Trenton Diocese: Reported 43 substantiated allegations against 25 priests, or 1.8 percent of the clergy. The diocese has paid $926,000 in connection with the cases.

Metuchen Diocese: Reported 18 priests accused of abuse, or 1 percent of clergy. The diocese spent $795,000 in connection with the cases.

Camden Diocese: Reported allegations against 33 priests, or 2.3 percent of clergy. The diocese has spent more than $6 million to settle the cases.

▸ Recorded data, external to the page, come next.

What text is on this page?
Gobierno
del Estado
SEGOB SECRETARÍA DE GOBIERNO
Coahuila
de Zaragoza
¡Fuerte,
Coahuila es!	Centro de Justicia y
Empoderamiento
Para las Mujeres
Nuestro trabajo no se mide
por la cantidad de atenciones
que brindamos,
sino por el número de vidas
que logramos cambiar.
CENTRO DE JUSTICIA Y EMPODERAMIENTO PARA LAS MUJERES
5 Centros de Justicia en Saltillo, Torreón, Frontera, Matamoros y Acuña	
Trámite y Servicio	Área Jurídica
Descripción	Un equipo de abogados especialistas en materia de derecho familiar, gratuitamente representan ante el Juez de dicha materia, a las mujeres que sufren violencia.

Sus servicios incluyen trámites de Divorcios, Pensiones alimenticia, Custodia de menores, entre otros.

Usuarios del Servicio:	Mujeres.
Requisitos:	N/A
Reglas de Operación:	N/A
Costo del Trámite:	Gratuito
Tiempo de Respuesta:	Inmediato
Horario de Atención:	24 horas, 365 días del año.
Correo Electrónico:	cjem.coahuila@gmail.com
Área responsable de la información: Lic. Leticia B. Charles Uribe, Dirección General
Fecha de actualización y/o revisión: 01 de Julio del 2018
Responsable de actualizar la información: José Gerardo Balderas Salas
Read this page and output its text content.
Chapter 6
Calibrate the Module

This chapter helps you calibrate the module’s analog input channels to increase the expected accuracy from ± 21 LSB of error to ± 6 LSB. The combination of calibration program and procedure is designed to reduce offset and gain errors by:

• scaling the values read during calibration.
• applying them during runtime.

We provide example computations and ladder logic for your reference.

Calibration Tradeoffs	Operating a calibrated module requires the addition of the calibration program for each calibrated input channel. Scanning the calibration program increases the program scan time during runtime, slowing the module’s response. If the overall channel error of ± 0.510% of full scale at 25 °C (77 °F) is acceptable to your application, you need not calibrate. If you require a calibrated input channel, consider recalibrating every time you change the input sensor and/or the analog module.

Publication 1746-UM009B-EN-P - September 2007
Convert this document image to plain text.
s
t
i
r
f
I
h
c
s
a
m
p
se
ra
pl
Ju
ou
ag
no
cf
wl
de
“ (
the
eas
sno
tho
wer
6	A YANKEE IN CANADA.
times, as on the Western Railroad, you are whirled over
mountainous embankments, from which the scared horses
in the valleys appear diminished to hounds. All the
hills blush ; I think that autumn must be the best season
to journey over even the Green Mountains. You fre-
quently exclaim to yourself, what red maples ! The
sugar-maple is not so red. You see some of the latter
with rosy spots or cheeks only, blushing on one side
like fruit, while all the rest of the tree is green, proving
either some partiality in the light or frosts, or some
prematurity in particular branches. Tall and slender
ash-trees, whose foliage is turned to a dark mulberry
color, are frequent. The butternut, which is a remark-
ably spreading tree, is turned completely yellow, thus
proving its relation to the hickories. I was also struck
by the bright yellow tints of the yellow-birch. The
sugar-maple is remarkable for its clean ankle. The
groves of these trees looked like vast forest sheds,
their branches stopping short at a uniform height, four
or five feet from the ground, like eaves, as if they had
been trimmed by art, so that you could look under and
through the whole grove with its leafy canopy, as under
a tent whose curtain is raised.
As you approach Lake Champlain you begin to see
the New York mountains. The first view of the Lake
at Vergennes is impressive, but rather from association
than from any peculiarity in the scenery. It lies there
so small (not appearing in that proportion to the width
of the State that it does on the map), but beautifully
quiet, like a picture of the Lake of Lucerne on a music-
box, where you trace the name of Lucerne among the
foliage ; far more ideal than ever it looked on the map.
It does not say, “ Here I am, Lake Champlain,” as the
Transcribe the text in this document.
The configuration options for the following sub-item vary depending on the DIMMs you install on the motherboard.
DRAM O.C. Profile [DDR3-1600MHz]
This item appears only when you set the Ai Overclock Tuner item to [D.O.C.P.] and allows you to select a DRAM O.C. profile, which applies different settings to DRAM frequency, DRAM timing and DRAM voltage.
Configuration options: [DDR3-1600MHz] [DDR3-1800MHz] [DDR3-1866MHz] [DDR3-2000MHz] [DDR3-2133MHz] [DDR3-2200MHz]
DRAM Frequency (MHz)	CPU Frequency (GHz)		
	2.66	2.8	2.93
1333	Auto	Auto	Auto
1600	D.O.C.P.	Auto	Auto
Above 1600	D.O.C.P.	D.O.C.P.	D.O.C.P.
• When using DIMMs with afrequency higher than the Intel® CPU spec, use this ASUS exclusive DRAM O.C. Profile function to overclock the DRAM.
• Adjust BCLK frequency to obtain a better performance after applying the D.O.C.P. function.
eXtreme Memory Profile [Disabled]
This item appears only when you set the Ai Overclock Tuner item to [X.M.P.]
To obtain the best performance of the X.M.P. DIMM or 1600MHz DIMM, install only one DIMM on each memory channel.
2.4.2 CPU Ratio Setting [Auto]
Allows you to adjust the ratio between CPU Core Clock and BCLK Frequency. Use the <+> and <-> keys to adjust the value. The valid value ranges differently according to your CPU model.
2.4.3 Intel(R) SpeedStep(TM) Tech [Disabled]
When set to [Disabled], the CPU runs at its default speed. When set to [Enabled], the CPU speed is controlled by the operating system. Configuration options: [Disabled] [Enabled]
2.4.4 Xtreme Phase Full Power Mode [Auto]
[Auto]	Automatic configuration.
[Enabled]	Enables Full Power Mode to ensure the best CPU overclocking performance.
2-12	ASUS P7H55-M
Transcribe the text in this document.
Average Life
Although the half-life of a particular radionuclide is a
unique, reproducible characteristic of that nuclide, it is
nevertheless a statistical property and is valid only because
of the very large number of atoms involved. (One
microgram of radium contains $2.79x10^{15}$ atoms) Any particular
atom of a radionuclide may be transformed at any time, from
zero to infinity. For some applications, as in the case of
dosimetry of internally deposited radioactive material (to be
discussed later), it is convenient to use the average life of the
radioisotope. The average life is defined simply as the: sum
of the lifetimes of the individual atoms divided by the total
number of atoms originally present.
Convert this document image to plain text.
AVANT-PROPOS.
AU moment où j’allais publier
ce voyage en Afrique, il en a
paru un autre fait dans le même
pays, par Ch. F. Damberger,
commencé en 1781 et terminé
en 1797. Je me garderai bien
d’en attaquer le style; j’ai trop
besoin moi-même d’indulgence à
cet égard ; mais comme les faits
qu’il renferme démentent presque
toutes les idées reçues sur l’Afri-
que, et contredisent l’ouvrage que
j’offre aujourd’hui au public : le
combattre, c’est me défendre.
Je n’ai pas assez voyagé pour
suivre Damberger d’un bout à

Source: John Jay College of Criminal Justice

* * *

By the numbers

Priests accused of sexually abusing minors: 4,392 (4 percent of Catholic priests)

Accusers: 10,667

Cost to the church: more than $600 million for victims, treatment for priests and legal expenses.

Figures compiled by the John Jay College of Criminal Justice in New York for a 2004 study based on diocesan figures for 1950 to 2002.